CHRONIQUES : PRATIQUES COMMERCIALES DÉLOYALES – DÉSÉQUILIBRE SIGNIFICATIF – CLAUSES DE PARITÉ – DROIT INTERNATIONAL PRIVÉ

Clauses de parité : La Cour d’appel de Paris censure, au visa de l’article L. 442-6 C. com., les “clauses de parité” imposés aux hôteliers, en retenant la compétence du juge français et l’application de la loi française (Expedia)

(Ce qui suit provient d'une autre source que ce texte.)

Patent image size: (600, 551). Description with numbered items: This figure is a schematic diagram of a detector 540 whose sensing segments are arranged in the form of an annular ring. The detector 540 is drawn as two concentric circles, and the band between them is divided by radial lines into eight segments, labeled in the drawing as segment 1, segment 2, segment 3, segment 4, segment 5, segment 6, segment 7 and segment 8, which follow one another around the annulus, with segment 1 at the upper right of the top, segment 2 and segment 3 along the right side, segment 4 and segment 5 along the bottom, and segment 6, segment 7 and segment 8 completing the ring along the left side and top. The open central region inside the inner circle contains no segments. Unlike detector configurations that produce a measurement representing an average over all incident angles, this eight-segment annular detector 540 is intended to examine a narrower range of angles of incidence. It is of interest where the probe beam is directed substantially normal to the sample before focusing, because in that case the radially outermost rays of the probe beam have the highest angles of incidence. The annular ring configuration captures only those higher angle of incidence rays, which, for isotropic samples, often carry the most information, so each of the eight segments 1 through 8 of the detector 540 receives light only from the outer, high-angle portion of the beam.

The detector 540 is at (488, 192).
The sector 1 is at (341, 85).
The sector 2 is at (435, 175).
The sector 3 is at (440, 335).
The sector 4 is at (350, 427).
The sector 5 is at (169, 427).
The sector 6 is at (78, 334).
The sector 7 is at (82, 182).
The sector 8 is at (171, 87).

Les pratiques des plates-formes de réservation hôtelière ne passent plus inaperçues depuis quelque temps. Et c’est ainsi que les juristes ont découvert les clauses dites “de parité”, que ces plateformes imposent dans les contrats conclus avec les hôteliers : les clauses “de parité des tarifs », qui permettent de s’assurer de l’obtention automatique des meilleures conditions tarifaires, et les clauses “de parité des disponibilités”, qui garantissent à la plate-forme les meilleures conditions en termes de disponibilité de chambres (soit en lui réservant la dernière chambre disponible, soit en lui garantissant le même nombre de chambres que celui disponible sur tout canal de distribution de l’hôtel ou d’un tiers). Contexte L’arrêt de la Cour d’appel de Paris du 21 juin 2017 (AJ contrat 2017, p. 305, obs. X.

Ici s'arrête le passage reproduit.